Lo malo del asunto es que, primero, tiene un coste francamente elevado, 44.000 millones de pesetas, y segundo, que el plazo de aprovechamiento será en principio de quince años, lo que hablando en términos de toda una comunidad autónoma, resulta muy corto.

Lo positivo del proyecto es que resulta limpio y seguro, pues las probabilidades de rotura del gasoducto son insignificantes, y el impacto ecológico es también mínimo. Lo negativo, como era de esperar, algunas críticas y la financiación. El Govern ha anunciado a bombo y platillo la elección de esta opción, pero sin tener idea de quién va a costearlo. Se habla de solicitar ayudas a Madrid y a Bruselas, pero nada hay seguro y con las actuales relaciones entre Moncloa y el Consolat de la Mar, parece difícil que el Gobierno de Aznar se vuelque en ayudarnos.

Sin embargo, el Govern se muestra enérgico en su decisión y asegura que, aunque fallen todas las ayudas externas, el plan se llevará a cabo aun a costa de aumentar el endeudamiento de la Comunitat.
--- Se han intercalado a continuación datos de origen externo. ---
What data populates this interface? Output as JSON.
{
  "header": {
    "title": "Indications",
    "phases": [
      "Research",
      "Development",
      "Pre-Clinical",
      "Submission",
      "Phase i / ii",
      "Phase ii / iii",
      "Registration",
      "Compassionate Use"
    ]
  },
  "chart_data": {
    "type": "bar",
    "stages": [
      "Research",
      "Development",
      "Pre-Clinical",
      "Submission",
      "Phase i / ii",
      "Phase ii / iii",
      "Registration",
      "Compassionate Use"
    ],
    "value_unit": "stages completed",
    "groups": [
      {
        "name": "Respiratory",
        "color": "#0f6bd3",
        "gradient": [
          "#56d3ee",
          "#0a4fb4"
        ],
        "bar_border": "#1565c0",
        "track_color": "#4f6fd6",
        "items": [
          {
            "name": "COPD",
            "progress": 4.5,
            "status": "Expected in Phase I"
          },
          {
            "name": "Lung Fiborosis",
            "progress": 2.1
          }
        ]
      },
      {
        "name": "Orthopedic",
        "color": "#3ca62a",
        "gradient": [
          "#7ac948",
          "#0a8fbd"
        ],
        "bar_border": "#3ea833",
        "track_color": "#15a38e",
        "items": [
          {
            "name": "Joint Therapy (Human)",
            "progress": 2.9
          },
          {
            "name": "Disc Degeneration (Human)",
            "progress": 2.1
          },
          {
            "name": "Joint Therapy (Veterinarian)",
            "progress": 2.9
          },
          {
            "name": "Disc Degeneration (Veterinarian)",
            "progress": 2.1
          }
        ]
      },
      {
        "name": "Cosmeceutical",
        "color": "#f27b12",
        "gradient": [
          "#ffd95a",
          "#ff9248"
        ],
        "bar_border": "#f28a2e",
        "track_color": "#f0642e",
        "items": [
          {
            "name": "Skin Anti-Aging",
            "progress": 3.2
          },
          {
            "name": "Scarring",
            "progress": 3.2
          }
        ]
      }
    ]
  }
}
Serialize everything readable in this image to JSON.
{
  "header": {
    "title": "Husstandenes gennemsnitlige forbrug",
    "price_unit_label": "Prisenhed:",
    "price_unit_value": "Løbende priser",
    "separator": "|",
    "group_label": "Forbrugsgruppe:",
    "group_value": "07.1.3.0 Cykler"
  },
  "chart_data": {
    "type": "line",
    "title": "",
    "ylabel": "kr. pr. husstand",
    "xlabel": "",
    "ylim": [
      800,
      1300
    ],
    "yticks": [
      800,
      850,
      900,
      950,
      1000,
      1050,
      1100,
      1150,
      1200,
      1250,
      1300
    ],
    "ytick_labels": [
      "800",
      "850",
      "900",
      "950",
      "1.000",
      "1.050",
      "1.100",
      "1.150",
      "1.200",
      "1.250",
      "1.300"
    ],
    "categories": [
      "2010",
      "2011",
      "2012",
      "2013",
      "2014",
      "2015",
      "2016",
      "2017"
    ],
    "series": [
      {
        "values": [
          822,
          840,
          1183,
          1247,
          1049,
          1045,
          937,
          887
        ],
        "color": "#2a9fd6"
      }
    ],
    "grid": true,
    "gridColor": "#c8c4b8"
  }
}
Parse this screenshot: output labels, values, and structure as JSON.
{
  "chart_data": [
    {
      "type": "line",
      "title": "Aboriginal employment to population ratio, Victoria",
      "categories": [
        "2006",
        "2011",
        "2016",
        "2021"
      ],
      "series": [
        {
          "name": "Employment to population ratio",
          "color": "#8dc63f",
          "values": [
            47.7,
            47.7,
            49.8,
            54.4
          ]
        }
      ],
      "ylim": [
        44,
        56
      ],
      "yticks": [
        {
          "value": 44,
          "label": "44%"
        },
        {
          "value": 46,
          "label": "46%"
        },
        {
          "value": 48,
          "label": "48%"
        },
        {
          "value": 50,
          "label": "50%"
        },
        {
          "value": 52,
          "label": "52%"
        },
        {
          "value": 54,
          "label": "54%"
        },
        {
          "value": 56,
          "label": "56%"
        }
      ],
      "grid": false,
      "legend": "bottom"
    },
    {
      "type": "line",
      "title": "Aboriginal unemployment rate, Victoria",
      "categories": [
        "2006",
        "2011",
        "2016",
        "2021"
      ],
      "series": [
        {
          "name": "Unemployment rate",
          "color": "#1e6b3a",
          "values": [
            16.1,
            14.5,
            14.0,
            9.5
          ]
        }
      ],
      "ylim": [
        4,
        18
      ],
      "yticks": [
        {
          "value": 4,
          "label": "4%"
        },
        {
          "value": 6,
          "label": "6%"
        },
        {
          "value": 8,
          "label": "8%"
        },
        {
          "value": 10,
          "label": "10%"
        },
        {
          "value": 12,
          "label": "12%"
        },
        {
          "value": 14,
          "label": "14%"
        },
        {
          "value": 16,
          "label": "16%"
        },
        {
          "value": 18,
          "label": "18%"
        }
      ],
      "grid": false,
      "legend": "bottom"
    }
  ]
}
Lo cierto es que el problema energético de Balears precisaba de una decisión rápida y firme y el Govern ha sabido adoptarla, a pesar de críticas y «peros» de unos y de otros. Ahora sólo cabe poner las bases para que el proyecto pueda adjudicarse y empezar a planificarse cuanto antes, de forma que en el 2005 se convierta en una realidad y dejemos atrás la rutina de los apagones.